Imagine not having a mouth and never being able to blow bubbles, eat nutritious meals or sample those tasty treats? It’s making my mouth water just thinking about it! How about a life without  singing, speaking or kissing! No way! The mouth is one of the most beautiful creations on the planet. What about all those funny things that are said about the mouth like, “My heart was in my mouth!” Or “Stop putting words in my Mouth!” It’s like it is its own living, breathing entity with its very own unique personality!


The skin of the lips is thinner than the skin anywhere else on the body. It consists of three to five cellular layers instead of up to 16.  The lips do not have sweat glands like the skin on the rest of our body. Since sweat glands keep the skin moisturized, that means lips tend to dry out faster than other parts of the body. “One way to help preserve the fullness of your lips is to protect them from the sun by wearing a lipstick or lip balm with sunscreen at all times.


The mouth is the beginning of the digestive system. When you actually taste the food, saliva increases to break down the particles. Three pairs of salivary glands line the walls and floor of the mouth to secrete saliva, which contains a digestive enzyme called amylase that starts the breakdown of carbohydrates even before food enters the stomach.  Chewing allows enzymes and lubricants to be released in the mouth to further digest, or break down, food. The mouth is covered by mucous membranes which cover and protect the entire inside of our mouth where it needs to stay moist to do its job. Drinking lots of water increases the membranes moisture level and ability to strike off infections and work effectively.  The soft palate contains the Uvula (YOO-vyoo-luh), the dangling fleshy object at the back of the mouth. If you look further back you will see your Tonsils sitting one on each side of the Uvula. And then we have a bundle of muscles extending from the floor of the mouth of the mouth and that would be our tongue. The upper surface of the tongue is covered papillae to protect our taste buds.

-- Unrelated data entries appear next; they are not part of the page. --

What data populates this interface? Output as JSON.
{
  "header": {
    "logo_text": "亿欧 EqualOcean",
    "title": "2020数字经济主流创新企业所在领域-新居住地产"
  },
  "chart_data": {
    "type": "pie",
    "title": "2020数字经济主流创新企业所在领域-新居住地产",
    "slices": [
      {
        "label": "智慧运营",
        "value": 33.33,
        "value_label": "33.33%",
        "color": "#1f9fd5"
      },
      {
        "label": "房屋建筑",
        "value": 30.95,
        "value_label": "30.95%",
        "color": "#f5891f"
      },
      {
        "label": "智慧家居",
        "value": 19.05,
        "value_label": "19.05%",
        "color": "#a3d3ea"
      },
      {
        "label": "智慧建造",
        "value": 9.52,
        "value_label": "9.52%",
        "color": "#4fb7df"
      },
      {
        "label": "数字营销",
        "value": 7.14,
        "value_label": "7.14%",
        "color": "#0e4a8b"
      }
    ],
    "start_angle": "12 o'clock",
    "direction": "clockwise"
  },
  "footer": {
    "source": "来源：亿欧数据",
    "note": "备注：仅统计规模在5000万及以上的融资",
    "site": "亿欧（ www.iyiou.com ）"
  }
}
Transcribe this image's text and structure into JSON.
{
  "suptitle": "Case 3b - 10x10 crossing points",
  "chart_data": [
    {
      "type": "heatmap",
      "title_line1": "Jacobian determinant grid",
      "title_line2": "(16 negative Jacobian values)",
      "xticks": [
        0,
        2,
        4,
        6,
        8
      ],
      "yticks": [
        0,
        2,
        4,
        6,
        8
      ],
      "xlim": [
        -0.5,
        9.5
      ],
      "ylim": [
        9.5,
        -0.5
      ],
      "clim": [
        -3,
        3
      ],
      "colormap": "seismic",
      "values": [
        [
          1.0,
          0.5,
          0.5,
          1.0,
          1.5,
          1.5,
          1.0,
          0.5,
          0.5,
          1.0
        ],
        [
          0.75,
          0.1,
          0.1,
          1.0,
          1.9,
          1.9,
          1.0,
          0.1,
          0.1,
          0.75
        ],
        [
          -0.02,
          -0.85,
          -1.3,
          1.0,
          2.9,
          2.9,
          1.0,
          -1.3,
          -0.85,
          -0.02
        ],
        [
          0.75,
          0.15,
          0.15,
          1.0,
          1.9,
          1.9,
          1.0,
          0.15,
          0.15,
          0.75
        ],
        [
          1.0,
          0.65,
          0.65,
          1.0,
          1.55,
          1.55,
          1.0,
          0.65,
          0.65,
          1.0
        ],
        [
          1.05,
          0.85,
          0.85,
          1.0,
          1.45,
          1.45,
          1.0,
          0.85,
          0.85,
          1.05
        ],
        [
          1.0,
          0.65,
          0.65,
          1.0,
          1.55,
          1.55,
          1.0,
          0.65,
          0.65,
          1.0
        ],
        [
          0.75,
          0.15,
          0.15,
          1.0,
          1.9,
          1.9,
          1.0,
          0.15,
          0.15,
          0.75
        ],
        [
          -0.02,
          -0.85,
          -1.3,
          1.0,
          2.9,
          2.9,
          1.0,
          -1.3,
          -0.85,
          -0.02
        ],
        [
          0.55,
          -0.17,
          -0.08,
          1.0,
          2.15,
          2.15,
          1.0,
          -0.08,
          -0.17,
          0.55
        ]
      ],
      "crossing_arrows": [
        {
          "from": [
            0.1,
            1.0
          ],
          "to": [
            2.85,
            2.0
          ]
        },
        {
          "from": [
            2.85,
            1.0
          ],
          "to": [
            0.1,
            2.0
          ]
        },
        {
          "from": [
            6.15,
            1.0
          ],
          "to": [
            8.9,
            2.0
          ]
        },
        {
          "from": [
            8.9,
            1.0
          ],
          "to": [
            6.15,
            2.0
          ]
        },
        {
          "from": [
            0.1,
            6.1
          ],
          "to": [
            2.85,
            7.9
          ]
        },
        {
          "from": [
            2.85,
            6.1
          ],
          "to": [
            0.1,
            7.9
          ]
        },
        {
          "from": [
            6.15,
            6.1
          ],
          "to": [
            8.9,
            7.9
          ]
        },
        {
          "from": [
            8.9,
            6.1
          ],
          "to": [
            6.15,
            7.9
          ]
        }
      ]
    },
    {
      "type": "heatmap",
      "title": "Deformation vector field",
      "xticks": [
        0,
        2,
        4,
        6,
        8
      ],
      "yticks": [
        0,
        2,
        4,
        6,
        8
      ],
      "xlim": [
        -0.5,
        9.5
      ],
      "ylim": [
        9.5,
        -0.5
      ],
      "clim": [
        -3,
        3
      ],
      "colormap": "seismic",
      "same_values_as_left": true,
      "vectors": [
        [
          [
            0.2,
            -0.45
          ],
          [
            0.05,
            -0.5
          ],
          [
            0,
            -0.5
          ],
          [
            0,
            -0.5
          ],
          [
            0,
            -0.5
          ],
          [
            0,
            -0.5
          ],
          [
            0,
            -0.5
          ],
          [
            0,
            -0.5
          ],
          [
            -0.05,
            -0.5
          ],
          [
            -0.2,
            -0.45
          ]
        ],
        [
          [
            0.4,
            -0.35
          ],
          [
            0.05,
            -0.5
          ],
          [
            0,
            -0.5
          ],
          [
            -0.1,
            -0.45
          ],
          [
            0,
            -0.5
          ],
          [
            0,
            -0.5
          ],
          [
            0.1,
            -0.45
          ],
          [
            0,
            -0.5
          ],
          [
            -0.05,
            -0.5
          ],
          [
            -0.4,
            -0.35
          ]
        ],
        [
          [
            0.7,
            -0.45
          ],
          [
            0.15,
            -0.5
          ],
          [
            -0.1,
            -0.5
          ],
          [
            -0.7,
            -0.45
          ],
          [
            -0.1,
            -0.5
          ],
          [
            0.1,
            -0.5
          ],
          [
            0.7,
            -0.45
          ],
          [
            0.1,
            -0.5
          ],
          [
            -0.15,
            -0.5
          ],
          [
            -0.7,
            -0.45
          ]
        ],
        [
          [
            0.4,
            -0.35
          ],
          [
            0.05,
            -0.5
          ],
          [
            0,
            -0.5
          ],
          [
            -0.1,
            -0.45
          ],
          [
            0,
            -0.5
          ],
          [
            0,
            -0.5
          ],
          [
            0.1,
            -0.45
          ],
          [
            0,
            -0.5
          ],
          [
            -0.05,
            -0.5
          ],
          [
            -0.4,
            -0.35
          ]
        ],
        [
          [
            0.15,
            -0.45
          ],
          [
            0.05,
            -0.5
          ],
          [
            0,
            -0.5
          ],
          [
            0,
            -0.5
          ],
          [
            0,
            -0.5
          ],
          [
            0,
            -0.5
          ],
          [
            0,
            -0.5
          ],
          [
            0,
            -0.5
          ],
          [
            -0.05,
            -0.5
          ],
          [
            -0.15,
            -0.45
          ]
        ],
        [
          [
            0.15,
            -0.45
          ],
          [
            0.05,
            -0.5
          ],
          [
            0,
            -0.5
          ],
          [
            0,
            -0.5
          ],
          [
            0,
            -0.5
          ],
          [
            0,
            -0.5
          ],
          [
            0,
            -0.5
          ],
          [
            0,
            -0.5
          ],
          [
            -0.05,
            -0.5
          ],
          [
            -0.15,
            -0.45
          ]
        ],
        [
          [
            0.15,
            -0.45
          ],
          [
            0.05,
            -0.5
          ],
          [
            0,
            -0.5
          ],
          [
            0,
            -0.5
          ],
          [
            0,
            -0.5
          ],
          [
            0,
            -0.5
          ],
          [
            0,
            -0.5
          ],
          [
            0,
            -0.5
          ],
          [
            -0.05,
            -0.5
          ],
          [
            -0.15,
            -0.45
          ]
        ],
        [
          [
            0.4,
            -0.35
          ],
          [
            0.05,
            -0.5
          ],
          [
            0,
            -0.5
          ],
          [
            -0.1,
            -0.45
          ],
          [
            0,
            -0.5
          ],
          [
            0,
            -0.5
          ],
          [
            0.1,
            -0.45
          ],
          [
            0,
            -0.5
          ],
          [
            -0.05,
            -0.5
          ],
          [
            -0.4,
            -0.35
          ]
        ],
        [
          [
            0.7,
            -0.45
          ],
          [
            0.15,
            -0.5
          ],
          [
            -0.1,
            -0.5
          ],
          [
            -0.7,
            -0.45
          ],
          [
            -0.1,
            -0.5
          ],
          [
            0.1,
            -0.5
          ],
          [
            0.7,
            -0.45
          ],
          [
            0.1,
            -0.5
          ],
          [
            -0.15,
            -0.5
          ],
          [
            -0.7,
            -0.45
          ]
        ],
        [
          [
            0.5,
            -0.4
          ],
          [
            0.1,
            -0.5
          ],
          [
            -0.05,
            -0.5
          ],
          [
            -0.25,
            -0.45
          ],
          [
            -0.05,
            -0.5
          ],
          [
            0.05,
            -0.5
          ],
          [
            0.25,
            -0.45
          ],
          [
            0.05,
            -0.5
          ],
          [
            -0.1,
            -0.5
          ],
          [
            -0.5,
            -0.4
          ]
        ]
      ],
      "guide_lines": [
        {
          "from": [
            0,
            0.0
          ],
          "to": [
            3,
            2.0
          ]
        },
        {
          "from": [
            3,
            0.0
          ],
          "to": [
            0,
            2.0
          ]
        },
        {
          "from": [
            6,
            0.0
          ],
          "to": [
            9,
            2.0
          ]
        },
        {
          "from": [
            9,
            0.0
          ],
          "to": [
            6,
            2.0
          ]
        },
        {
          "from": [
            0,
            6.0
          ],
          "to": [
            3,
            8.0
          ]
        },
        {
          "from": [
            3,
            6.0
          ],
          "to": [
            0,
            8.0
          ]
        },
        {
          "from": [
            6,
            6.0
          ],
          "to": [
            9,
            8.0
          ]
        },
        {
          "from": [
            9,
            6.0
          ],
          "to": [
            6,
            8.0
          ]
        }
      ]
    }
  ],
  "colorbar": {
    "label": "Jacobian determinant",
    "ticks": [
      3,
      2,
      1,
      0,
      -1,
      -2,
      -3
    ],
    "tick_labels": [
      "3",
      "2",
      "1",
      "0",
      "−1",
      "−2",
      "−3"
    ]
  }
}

Your mouth and teeth form your smile, which is often the first thing people notice when they look at you. Your smile has a direct impact on those around you. Think about how it feels when someone walks into the room smiling. It changes the entire atmosphere of the room.  A smile can change another person’s day as well your own! Scientists have also discovered if you wear a smile on even your worst day, it can change the entire course of your day and change the way you feel. The mouth is also essential for speech: The tongue (which also allows us to taste) enables us to form words with the help of our lips and teeth. Without our teeth we wouldn’t be able to eat. The teeth break down the food for the body. Babies don’t have teeth when they are born so they have to drink liquids and pureed foods. Only when their teeth come in can they eat actual food. If we didn’t have teeth we would have to share the same diet. To keep your teeth shining bright and working well for the rest of your life, brush your teeth twice a day with fluoride toothpaste, Floss once a day and visit your dentist regularly for a checkup and cleaning and last of all, eat a well balanced diet with lots of fruits and bright colored vegetables.